When you’re explaining your side of the story to your wife, you can tell her why it’s so important for you to enjoy a couple of relaxing glasses of wine at the end of the day. You can reveal what your day is really like at the moment, why you’re so stressed out and how difficult things have become for you in lockdown.

Once you’ve both taken the time to understand the other person’s side, what often happens is that you’ll both soften. So your wife might say, “Ok, I hadn’t really looked at it from that perspective before. I didn’t understand why it was so important for you to relax at the end of the day. Now I get that you’re feeling overwhelmed – having a glass of wine is just your way of unwinding. Mine is just different.”

The issues at play in your scenario may be drinking and fitness. But you could replace them with any other problem and still apply the same approach.
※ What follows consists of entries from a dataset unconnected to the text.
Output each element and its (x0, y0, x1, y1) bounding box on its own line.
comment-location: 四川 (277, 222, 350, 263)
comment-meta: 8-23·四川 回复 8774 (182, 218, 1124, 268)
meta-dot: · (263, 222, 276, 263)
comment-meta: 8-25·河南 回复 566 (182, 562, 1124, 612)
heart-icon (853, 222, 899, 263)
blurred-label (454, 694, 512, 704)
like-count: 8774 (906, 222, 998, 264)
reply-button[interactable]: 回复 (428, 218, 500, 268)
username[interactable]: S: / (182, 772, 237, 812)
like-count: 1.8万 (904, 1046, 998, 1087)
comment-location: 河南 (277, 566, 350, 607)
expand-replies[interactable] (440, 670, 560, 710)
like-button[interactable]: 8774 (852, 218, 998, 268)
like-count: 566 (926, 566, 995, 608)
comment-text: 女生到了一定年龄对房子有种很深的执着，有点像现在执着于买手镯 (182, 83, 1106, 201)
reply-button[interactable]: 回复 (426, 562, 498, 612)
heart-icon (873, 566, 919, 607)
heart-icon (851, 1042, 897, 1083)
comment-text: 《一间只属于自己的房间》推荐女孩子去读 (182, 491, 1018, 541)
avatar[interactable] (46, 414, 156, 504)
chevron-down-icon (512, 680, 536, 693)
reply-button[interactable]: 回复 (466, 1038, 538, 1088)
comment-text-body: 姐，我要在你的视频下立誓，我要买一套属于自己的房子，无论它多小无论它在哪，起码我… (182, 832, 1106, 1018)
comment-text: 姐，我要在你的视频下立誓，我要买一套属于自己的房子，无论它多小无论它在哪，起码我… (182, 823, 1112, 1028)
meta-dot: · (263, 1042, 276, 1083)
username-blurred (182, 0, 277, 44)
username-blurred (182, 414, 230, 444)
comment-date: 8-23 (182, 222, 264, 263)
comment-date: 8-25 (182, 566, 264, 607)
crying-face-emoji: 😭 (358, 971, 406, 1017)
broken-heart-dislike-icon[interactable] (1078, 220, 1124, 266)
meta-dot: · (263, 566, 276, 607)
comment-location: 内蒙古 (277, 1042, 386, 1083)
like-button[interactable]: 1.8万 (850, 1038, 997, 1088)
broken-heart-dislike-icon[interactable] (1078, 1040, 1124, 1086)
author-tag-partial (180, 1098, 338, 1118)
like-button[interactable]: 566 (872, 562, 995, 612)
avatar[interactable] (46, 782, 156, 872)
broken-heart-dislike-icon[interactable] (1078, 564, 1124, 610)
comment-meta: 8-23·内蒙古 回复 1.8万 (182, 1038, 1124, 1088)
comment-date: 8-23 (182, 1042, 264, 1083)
Whether you’re facing gridlock over a parenting issue or an argument over money, the same strategy applies.

Ultimately, you’ve got to sit down, stop point scoring, make a genuine effort to understand your partner’s point of view and then validate what they’re saying. Once you’ve understood each other, you should both soften. That’s when the action steps emerge as you work out how to do things differently.

So in this case, for example, your wife might say, “Maybe I’ll have a little half glass of wine with you a couple of nights a week.” Or you might say, “I’ll commit to three alcohol-free days a week.” Together you’ll try to figure out some form of blueprint for compromise. But nothing will get resolved unless you both sit down together and stop the point scoring.